A pay-as-you-go train ticketing system which will track passengers’ journeys via GPS and charge them at the end of the day is to be trialled across England.
Instead of buying tickets at the station or on their phone, passengers will scan a bar code on an app when passing through ticket gates. Their journeys will be tracked using the location on their phone through GPS (global positioning system).
The location-tracking digital ticketing system hopes to replace the need for tickets, modernising rail travel and saving passengers money and time while travelling.
Rail minister Lord Peter Hendy said: “The railway ticketing system is far too complicated and long overdue an upgrade to bring it into the 21st century.
“Through these trials we’re doing just that, and making buying tickets more convenient, more accessible and more flexible.

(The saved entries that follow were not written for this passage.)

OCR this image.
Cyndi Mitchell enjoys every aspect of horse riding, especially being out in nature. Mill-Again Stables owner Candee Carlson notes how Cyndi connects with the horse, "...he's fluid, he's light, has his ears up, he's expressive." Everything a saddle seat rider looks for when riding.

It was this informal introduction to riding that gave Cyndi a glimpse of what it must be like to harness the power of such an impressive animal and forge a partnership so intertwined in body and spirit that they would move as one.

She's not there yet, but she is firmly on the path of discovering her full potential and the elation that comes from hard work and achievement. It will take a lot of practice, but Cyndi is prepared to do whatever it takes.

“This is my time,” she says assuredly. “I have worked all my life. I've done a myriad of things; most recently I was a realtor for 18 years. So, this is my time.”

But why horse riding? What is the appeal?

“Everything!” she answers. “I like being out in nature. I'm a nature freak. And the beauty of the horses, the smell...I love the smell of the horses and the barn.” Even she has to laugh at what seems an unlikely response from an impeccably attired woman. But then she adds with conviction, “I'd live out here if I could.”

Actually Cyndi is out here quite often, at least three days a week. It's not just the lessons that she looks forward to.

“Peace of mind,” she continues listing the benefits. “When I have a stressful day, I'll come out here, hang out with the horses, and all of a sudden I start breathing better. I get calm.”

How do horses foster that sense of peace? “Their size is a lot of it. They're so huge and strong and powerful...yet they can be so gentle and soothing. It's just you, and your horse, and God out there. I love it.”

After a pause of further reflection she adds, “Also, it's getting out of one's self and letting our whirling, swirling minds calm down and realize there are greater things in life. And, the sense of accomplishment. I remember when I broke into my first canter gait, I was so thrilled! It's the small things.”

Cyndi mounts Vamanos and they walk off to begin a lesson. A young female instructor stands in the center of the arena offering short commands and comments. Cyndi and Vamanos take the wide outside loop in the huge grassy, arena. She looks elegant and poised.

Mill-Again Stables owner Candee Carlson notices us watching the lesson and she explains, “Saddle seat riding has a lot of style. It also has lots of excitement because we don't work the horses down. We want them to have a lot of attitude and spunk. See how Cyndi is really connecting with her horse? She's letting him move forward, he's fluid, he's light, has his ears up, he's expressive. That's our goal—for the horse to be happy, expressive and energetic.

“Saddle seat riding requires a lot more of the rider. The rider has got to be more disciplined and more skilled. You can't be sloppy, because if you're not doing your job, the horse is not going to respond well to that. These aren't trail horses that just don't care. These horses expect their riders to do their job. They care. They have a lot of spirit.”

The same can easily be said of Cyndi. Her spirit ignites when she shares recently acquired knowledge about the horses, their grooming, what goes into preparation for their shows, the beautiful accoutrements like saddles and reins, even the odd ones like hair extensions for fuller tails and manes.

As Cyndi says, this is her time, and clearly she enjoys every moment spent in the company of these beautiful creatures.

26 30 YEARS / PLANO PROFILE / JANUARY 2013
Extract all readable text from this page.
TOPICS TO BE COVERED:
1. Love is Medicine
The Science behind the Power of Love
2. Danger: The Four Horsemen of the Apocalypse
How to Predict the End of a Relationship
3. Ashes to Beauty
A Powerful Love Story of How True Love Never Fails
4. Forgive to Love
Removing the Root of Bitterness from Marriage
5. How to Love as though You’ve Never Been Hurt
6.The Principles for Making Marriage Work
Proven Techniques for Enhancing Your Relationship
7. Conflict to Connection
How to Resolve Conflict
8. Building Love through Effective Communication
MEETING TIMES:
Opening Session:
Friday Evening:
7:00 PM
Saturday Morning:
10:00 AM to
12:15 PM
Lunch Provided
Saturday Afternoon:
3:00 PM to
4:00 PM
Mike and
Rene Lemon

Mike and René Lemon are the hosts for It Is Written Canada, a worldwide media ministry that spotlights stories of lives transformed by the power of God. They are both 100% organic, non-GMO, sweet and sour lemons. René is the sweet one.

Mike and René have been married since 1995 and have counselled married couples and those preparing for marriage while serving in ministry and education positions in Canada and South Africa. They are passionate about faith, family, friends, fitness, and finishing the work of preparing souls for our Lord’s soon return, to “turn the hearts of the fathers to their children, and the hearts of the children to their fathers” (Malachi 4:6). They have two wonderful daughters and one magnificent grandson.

“By putting passenger experience at the heart of our decision-making we’re modernising fares and ticketing and making it simpler and easier for people to choose rail.”

The trial will begin on September 1 on East Midlands Railway between Leicester, Derby and Nottingham and will expand to Yorkshire at the end of September on Northern Rail services between Harrogate, Leeds, Sheffield, Doncaster and Barnsley.
Up to 4,000 participants will be able to join the trials by signing up on train operators’ websites. More than 500 people have already registered interest in the scheme, according to Oli Cox, the head of commercial strategy and business planning at East Midlands Railway.
In February, Lord Hendy said: “We’ve seen the success that contactless ticketing has on making journeys easier to navigate and attracting more people to our railways.
“It’s only right that we now look to expand contactless ticketing to other major cities across the North, ensuring they can reap the economic benefits that simpler ticketing offers and that passengers are having a better experience.”
Similar systems have already been trialled in countries including Switzerland, Denmark and Scotland.
In January, ScotRail began trialling its ‘Tap & Pay’ system in the Strathclyde area and on routes between Strathclyde and Edinburgh. Similarly, an app gives you a barcode to pass through the ticket gates and calculates the cheapest fare for your journey once you have reached your destination.